We need an LSP for AI

We need an LSP for AI

It’s Github Universe again, and Github announced some new features that bring it up to par with Cursor. “Yay”, I mutter to myself as I contemplate how bored I am of this.

What I really want is Zed, a hot new text editor written in Rust with first class support for collaborative text editing. It’s just so stinkin’ fast, it’s a complete joy to use.

It’s just that Zed is lagging Cursor/Copilot in AI capabilities that are apparently now very important to me.

Maybe your hot new editor is something else. Neovim is neat. Or maybe you like old editors. Whatever your jam is, AI text editing feels like an unexpected table-stakes feature these days, much like programming language support.

VS Code co-launched with LSP (Language Server Protocol). It’s a way for new text editors to support every language. It helped VS Code become popular, because, while not every language team was willing to do work for Microsoft to get VS Code support, they were willing to build a LSP server and never worry about editor support ever again.
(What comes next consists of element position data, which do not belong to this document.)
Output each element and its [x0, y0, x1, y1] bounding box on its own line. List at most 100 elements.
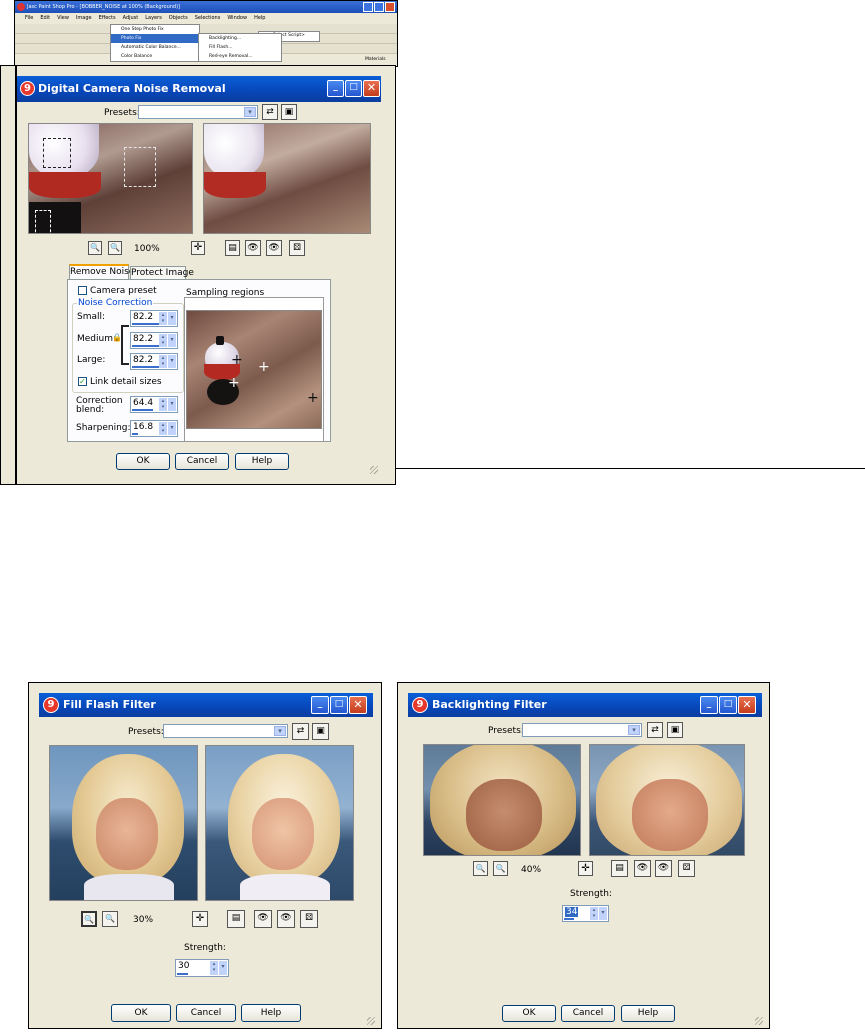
- link-detail-sizes-checkbox[interactable]: ✓: [78, 377, 87, 386]
- help-button[interactable]: Help: [241, 1004, 301, 1022]
- zoom-out-icon[interactable]: 🔍: [81, 911, 97, 927]
- chevron-down-icon[interactable]: ▾: [168, 312, 176, 325]
- spin-icon[interactable]: ▴ ▾: [210, 961, 218, 975]
- split-preview-icon[interactable]: ▤: [227, 910, 245, 928]
- medium-input[interactable]: 82.2 ▴ ▾ ▾: [130, 332, 178, 349]
- preview-toggle-icon[interactable]: 👁: [254, 910, 272, 928]
- spin-icon[interactable]: ▴ ▾: [159, 398, 167, 411]
- menu-edit[interactable]: Edit: [40, 13, 50, 23]
- split-preview-icon[interactable]: ▤: [611, 860, 628, 877]
- close-icon[interactable]: ✕: [738, 696, 756, 714]
- menu-item-red-eye-removal[interactable]: Red-eye Removal...: [199, 52, 281, 61]
- menu-item-backlighting[interactable]: Backlighting...: [199, 34, 281, 43]
- menu-window[interactable]: Window: [227, 13, 247, 23]
- zoom-out-icon[interactable]: 🔍: [88, 241, 102, 255]
- sampling-region-image[interactable]: + + + +: [186, 310, 322, 429]
- close-icon[interactable]: [385, 2, 395, 12]
- randomize-icon[interactable]: ⚄: [289, 240, 305, 256]
- menu-image[interactable]: Image: [76, 13, 92, 23]
- chevron-down-icon[interactable]: ▾: [168, 398, 176, 411]
- save-preset-icon[interactable]: ▣: [312, 723, 329, 740]
- resize-grip-icon[interactable]: [370, 466, 378, 474]
- menu-item-fill-flash[interactable]: Fill Flash...: [199, 43, 281, 52]
- minimize-icon[interactable]: _: [311, 696, 329, 714]
- load-preset-icon[interactable]: ⇄: [292, 723, 309, 740]
- spin-icon[interactable]: ▴ ▾: [159, 355, 167, 368]
- menu-item-one-step-photo-fix[interactable]: One Step Photo Fix: [111, 25, 199, 34]
- preview-toggle-icon[interactable]: 👁: [245, 240, 261, 256]
- zoom-in-icon[interactable]: 🔍: [108, 241, 122, 255]
- small-input[interactable]: 82.2 ▴ ▾ ▾: [130, 310, 178, 327]
- before-preview[interactable]: [28, 123, 193, 234]
- load-preset-icon[interactable]: ⇄: [262, 104, 278, 120]
- chevron-down-icon[interactable]: ▾: [168, 422, 176, 435]
- sharpening-input[interactable]: 16.8 ▴ ▾ ▾: [130, 420, 178, 437]
- before-preview[interactable]: [423, 744, 581, 856]
- menu-item-auto-color-balance[interactable]: Automatic Color Balance...: [111, 43, 199, 52]
- camera-preset-checkbox[interactable]: [78, 286, 87, 295]
- maximize-icon[interactable]: □: [330, 696, 348, 714]
- minimize-icon[interactable]: _: [700, 696, 718, 714]
- after-preview[interactable]: [589, 744, 745, 856]
- menu-file[interactable]: File: [25, 13, 33, 23]
- menu-adjust[interactable]: Adjust: [123, 13, 139, 23]
- menu-help[interactable]: Help: [254, 13, 265, 23]
- before-preview[interactable]: [49, 745, 198, 901]
- menu-effects[interactable]: Effects: [99, 13, 116, 23]
- sample-point-icon[interactable]: +: [231, 353, 243, 367]
- chevron-down-icon[interactable]: ▾: [168, 334, 176, 347]
- cancel-button[interactable]: Cancel: [175, 453, 229, 470]
- save-preset-icon[interactable]: ▣: [667, 722, 683, 738]
- zoom-out-icon[interactable]: 🔍: [473, 861, 488, 876]
- preview-toggle-icon[interactable]: 👁: [634, 860, 651, 877]
- sampling-region[interactable]: [35, 210, 51, 233]
- zoom-in-icon[interactable]: 🔍: [102, 911, 118, 927]
- strength-input[interactable]: 30 ▴ ▾ ▾: [175, 959, 229, 977]
- close-icon[interactable]: ✕: [363, 80, 380, 97]
- presets-combo[interactable]: ▾: [163, 724, 288, 738]
- load-preset-icon[interactable]: ⇄: [647, 722, 663, 738]
- preview-on-image-icon[interactable]: 👁: [266, 240, 282, 256]
- spin-icon[interactable]: ▴ ▾: [159, 312, 167, 325]
- chevron-down-icon[interactable]: ▾: [168, 355, 176, 368]
- randomize-icon[interactable]: ⚄: [300, 910, 318, 928]
- minimize-icon[interactable]: [363, 2, 373, 12]
- spin-icon[interactable]: ▴ ▾: [159, 334, 167, 347]
- close-icon[interactable]: ✕: [349, 696, 367, 714]
- tab-remove-noise[interactable]: Remove Noise: [69, 264, 134, 279]
- chevron-down-icon[interactable]: ▾: [599, 907, 607, 920]
- spin-icon[interactable]: ▴ ▾: [159, 422, 167, 435]
- tab-protect-image[interactable]: Protect Image: [130, 266, 194, 279]
- minimize-icon[interactable]: _: [327, 80, 344, 97]
- cancel-button[interactable]: Cancel: [561, 1005, 615, 1022]
- menu-item-photo-fix[interactable]: Photo Fix: [111, 34, 199, 43]
- presets-combo[interactable]: ▾: [522, 723, 642, 737]
- save-preset-icon[interactable]: ▣: [281, 104, 297, 120]
- sample-point-icon[interactable]: +: [258, 360, 270, 374]
- maximize-icon[interactable]: [374, 2, 384, 12]
- spin-icon[interactable]: ▴ ▾: [590, 907, 598, 920]
- after-preview[interactable]: [205, 745, 354, 901]
- randomize-icon[interactable]: ⚄: [678, 860, 695, 877]
- ok-button[interactable]: OK: [116, 453, 170, 470]
- large-input[interactable]: 82.2 ▴ ▾ ▾: [130, 353, 178, 370]
- help-button[interactable]: Help: [621, 1005, 675, 1022]
- menu-selections[interactable]: Selections: [195, 13, 221, 23]
- presets-combo[interactable]: ▾: [138, 105, 258, 119]
- menu-view[interactable]: View: [57, 13, 69, 23]
- ok-button[interactable]: OK: [111, 1004, 171, 1022]
- preview-on-image-icon[interactable]: 👁: [277, 910, 295, 928]
- maximize-icon[interactable]: □: [719, 696, 737, 714]
- sampling-region[interactable]: [124, 147, 156, 187]
- ok-button[interactable]: OK: [502, 1005, 556, 1022]
- menu-layers[interactable]: Layers: [145, 13, 162, 23]
- split-preview-icon[interactable]: ▤: [225, 240, 240, 256]
- after-preview[interactable]: [203, 123, 371, 234]
- pan-icon[interactable]: ✛: [578, 861, 593, 876]
- maximize-icon[interactable]: □: [345, 80, 362, 97]
- preview-on-image-icon[interactable]: 👁: [655, 860, 672, 877]
- chevron-down-icon[interactable]: ▾: [219, 961, 227, 975]
- menu-objects[interactable]: Objects: [169, 13, 188, 23]
- correction-blend-input[interactable]: 64.4 ▴ ▾ ▾: [130, 396, 178, 413]
- help-button[interactable]: Help: [235, 453, 289, 470]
I want the same thing with AI. Every text editor implements some AiSP (AI Server Protocol), and lots of AI vendors differentiate by offering better AI completion services. No need to build an entire editor or fork VS Code again.

I don’t have a solution for this, and I’m not sure what exactly it would look like. But I badly want to go back to 2022 and use whatever my favorite text editor is in the moment. I just want to code, and love it. (Sorry VS Code, but I don’t actually like you.)